On Fri, 28 Jan 2005, Chris Adams wrote:
Once upon a time, Rahul Sundaram rahulsundaram@yahoo.co.in said:
I do. Fedora core should only include one default program for each kind of task overall. there might be a few exceptions like including say nano as well as vim but having 5 different browsers and calling in fedora "core" doesnt make any sense at all
The #1 objective of Fedora Core is "Create a complete general-purpose operating system with capabilities equivalent to competing operating systems". There is _nothing_ in the objectives about providing a minimal OS that pushes all the optional packages to Fedora Extras.
It seems that a lot is being read into the word "Core" in the distribution that is not meant (at least according to the Fedora website).

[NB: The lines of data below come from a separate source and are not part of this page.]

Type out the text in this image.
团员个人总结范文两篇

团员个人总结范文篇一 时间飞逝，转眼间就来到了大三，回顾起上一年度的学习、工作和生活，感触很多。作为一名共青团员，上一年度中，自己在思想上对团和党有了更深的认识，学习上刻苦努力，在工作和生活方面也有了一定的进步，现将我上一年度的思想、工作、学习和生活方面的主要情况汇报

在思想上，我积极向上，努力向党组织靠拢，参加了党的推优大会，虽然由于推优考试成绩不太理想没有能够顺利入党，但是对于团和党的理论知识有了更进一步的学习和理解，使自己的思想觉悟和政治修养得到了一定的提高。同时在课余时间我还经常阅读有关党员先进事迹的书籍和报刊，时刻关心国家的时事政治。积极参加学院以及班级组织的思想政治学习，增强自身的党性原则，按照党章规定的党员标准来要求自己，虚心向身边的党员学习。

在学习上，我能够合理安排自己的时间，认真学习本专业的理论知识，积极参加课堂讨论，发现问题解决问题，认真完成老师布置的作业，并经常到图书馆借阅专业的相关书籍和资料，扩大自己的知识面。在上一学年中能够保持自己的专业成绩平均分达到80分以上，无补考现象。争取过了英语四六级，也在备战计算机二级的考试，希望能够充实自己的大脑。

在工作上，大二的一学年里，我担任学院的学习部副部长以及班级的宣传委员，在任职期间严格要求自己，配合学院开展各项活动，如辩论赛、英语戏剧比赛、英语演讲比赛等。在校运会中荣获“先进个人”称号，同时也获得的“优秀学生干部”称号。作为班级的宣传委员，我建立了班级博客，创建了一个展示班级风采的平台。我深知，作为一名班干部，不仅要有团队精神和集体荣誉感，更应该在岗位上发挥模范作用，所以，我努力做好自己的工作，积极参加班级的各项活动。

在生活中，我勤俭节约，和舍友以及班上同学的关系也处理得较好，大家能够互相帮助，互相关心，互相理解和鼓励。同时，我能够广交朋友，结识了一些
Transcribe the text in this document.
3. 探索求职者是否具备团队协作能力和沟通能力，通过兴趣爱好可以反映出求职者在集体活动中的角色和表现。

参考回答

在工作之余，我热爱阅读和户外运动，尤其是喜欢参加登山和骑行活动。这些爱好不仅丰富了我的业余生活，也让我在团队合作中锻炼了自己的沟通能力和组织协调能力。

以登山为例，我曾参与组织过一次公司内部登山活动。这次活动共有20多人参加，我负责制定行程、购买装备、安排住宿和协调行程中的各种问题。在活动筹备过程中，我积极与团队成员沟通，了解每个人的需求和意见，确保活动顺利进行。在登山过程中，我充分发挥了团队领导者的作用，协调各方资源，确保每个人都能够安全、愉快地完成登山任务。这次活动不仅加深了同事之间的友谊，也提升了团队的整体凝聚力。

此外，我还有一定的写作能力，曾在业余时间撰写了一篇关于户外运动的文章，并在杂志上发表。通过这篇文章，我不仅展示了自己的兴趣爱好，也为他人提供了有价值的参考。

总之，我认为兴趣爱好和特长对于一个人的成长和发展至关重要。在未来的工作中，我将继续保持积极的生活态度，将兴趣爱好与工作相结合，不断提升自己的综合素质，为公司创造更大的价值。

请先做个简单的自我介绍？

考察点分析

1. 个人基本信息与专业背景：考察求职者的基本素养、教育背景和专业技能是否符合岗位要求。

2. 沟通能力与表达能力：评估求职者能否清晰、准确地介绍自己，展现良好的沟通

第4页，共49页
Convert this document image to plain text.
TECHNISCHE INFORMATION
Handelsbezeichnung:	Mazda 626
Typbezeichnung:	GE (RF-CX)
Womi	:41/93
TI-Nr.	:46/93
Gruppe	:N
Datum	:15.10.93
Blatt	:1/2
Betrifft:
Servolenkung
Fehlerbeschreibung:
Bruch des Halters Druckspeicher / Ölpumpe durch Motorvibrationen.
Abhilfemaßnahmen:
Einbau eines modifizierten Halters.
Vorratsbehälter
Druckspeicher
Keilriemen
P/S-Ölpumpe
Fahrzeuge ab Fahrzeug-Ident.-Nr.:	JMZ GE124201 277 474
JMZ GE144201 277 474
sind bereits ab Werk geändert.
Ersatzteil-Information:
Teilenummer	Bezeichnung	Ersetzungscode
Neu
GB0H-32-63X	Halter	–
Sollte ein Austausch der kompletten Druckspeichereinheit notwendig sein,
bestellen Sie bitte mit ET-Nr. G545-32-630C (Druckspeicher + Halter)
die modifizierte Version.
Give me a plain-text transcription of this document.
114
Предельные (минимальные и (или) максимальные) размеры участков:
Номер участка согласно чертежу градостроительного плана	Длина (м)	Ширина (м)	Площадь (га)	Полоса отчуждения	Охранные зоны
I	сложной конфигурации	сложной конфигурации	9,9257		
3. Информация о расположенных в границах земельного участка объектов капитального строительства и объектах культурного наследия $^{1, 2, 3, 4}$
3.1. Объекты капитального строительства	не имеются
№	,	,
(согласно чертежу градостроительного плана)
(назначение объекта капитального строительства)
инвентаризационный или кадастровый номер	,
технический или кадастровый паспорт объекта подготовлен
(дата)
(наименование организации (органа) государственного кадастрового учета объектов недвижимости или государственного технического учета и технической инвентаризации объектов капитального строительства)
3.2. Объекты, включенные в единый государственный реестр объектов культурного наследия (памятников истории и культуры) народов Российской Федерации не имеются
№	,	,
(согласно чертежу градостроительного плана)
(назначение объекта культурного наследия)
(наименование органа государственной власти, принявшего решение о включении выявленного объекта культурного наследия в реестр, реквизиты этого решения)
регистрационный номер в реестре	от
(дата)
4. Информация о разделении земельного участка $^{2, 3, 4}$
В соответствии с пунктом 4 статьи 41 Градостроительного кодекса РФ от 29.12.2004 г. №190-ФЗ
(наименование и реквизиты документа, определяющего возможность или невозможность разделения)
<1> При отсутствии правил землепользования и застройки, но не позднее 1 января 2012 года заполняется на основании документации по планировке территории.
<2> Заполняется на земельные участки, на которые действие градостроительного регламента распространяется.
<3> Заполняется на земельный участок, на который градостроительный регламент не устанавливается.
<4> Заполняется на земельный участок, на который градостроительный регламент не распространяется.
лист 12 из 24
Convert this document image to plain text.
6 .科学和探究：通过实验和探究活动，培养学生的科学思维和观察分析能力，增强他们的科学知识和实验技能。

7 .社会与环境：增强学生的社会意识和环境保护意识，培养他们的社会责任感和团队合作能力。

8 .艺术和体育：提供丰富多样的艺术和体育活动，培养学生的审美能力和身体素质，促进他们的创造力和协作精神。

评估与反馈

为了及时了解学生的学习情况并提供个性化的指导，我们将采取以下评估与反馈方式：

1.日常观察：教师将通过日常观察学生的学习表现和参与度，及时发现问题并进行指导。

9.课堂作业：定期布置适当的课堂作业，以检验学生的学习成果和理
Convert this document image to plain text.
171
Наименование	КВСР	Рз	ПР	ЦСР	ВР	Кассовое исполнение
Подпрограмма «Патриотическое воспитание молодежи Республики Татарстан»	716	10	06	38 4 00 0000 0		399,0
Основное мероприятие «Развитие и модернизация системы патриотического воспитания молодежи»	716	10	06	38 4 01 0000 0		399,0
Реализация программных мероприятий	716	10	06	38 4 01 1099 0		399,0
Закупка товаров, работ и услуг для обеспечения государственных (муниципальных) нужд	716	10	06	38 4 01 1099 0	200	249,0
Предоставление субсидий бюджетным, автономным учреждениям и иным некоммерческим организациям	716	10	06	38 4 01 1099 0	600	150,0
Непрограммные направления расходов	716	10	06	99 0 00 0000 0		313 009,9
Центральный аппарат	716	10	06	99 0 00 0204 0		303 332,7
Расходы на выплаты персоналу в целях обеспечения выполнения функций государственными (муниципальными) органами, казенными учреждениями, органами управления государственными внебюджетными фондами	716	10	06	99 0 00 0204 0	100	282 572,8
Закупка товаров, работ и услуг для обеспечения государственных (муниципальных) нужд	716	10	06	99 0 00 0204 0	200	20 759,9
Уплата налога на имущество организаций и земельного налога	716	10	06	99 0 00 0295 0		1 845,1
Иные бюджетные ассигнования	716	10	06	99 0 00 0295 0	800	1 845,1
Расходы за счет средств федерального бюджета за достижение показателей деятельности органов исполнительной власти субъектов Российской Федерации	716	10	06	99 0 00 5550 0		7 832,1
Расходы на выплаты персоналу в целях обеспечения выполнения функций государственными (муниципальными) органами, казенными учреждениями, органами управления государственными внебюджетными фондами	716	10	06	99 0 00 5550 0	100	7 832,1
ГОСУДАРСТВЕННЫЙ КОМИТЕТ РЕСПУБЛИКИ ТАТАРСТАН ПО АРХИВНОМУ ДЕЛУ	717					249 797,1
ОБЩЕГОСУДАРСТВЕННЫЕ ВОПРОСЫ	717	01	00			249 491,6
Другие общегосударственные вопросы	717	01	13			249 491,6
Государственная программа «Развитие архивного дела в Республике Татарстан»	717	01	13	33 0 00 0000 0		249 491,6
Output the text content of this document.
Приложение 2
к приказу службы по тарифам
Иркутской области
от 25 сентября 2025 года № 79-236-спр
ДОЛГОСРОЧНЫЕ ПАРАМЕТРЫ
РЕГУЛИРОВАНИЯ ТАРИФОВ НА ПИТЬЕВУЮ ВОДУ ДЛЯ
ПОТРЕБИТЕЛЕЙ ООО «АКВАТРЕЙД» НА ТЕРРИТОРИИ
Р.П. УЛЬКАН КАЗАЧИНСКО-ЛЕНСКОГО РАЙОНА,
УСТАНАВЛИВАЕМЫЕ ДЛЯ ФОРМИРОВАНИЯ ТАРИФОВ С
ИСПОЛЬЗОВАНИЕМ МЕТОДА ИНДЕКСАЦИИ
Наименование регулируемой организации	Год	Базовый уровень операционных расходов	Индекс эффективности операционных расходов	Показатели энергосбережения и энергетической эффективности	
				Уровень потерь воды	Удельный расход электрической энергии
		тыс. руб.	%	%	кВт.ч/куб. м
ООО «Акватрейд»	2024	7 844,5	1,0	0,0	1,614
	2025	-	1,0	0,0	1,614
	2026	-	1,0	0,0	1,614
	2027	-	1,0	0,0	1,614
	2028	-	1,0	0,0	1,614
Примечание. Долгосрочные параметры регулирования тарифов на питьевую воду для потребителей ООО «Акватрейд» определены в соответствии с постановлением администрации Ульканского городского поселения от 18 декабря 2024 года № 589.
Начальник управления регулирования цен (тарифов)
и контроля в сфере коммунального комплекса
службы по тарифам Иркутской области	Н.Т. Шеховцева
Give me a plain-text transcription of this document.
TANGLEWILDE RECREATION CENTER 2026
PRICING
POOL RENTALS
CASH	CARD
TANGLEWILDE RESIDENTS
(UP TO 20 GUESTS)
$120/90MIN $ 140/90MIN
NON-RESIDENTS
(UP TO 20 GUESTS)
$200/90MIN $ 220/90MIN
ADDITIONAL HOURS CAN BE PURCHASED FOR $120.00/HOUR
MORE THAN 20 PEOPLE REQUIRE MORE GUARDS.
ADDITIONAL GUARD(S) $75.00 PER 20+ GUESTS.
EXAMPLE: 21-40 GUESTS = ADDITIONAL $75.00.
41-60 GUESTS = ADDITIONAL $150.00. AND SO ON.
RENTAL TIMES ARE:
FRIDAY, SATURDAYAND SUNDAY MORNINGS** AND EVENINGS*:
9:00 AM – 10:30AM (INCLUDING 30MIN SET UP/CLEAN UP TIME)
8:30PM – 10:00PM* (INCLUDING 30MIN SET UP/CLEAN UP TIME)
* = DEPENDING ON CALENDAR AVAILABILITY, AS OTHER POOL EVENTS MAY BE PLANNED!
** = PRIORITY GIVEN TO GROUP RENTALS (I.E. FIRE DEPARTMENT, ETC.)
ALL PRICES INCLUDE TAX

It also seems that some people want to push every package they don't personally use 20 times a day to Extras, despite the fact that many others use those packages and that there are not always good alternatives in the distribution.
To me the core of the argument of moving things to Extras is all about responsibility and flexibility to allow outsiders to fix things. Everything inside Core is Red Hat's responsibility and moving things to Extras eases much of the overhead Red Hat has in maintaining Core.
The more resources that can help out, leaves Red Hat with extra resources they can spend on something else. Which accelerates Fedora and RHEL and helps out Linux in general. You can see it as a cost-cutting operation.
BTW I'm sure everything being removed from Core will exist in Extras when FC4 hits the mirrors, there's no need in predicting it will not.